Justina Ireland, Dread Nation
If social media is anything to judge by, zombies are everyone’s least favorite supernatural menace. I happen to adore iZombie‘s brain-eating clairvoyant detective Liv Moore and Discworld‘s Dead Rights activist-cum-Night Watch constable Reg Shoe (because honestly, why wouldn’t you love a zombie who sports a “Glad to be Gray” badge?), but it seems that in general, zombies try our collective patience, since we tend to think of them as the mindless, murderous hordes that populate the land on The Walking Dead. They’re not clever or calculating. They don’t have poisonous ambitions for world conquest. And Warm Bodies notwithstanding, they don’t work well as potential love interests or sexy seducers.

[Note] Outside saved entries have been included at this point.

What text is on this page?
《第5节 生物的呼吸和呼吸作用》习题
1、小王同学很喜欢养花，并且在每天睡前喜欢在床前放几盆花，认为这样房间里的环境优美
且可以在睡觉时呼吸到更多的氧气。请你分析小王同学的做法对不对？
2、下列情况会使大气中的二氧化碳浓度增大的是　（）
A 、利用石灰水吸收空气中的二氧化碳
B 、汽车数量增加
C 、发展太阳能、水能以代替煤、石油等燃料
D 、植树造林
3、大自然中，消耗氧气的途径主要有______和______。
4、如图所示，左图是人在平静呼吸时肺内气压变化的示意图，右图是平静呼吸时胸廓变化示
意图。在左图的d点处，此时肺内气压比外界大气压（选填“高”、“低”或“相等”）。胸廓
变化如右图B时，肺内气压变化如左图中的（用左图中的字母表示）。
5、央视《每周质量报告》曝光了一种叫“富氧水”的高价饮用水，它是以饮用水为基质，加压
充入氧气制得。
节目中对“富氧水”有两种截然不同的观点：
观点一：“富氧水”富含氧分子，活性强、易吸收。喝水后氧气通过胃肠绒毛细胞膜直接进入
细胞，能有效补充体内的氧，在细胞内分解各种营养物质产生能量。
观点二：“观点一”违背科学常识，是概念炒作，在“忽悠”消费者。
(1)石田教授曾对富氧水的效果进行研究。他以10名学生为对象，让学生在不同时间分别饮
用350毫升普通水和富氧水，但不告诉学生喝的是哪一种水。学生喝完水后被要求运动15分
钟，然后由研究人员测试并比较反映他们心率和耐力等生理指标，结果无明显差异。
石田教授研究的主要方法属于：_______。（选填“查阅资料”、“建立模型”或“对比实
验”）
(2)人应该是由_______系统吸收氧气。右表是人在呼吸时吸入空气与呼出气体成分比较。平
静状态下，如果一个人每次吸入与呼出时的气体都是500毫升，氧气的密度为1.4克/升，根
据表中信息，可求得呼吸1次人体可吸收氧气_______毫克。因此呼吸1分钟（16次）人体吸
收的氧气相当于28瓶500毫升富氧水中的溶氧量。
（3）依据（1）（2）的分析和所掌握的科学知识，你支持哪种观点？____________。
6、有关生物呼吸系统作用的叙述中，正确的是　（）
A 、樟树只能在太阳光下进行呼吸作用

There just isn’t much one can expect from them.
But if general zombie behavior can be a bit on the predictable side, they can have a sizable impact on history. Let us say, for instance, that during the bloodiest battle of the American Civil War, the dead rose from their graves to attack the living, whereupon the war came to an abrupt end as both sides came together to fight the common enemy. The living have been trying to hold off the advancing undead ever since. It’s the 1870s, and two distinct philosophies have arisen to answer the question of why the dead awakened. One claims this “shambler” apocalypse is a punishment for the evil of slavery, and Americans must build a better, more just society. The other insists that the shamblers are a punishment for the war itself, in which brother fought brother, and the pre-war social structure which placed African-Americans at the very bottom must be preserved. Those who hold the latter view are keen to use African-Americans as shambler fodder to keep whites safe, for such is the duty of slaves, after all.
This is the context in which Justina Ireland’s YA fantasy adventure novel Dread Nation is set. We see this world through the eyes of Jane McKeene, who believes herself to be the daughter of a plantation mistress and a black man, and who is studying, along with a number of other African-American girls, to be an “Attendant” — a shambler-slaying protector and companion to a white lady. When it comes to killing shamblers, Jane is second to none, but in the course of the novel, she’s confronted by some painful and horrifying truths about the system in which she is caught.
Jane is the novel’s chief selling point, a smart, brave, resourceful heroine who takes no BS from anyone. When others try to strip her of her power and indeed her very personhood, she fights back with all her will and holds tight to her belief in herself. When she makes mistakes, she learns from them, and when she faces heartache, she keeps moving forward. Ireland uses first-person POV to bring her to life, and while many a first-person narrator in YA fiction may come across as shallow and generic, Jane’s voice is richly distinct. Hers is a unique and individual mindset, brash and acerbic yet ever keen to see justice done.
Another point in the novel’s favor is its prioritizing of friendship over romance. We do get glimpses of Jane’s attraction to a rakish acquaintance, but she’s too busy battling shamblers and the corrupt leaders of a Western settlement to lose herself in love. Her most important relationship is with Katherine, a fellow academy student who, when we first meet her, has all the earmarks of an archetypal Mean Girl. Because Katherine is Jane’s pet aversion, we’re inclined to judge her harshly at first. Yet it turns out that underestimating and undervaluing her beautiful acquaintance is Jane’s biggest mistake. Slowly but surely, step by step, a bond forms between the two girls, and by the end they’re in the adventure together, trusting and supporting one another. I look forward to seeing how their relationship progresses in the next book.
This novel, along with Children of Blood and Bone, has me excited about the future of YA fantasy fiction.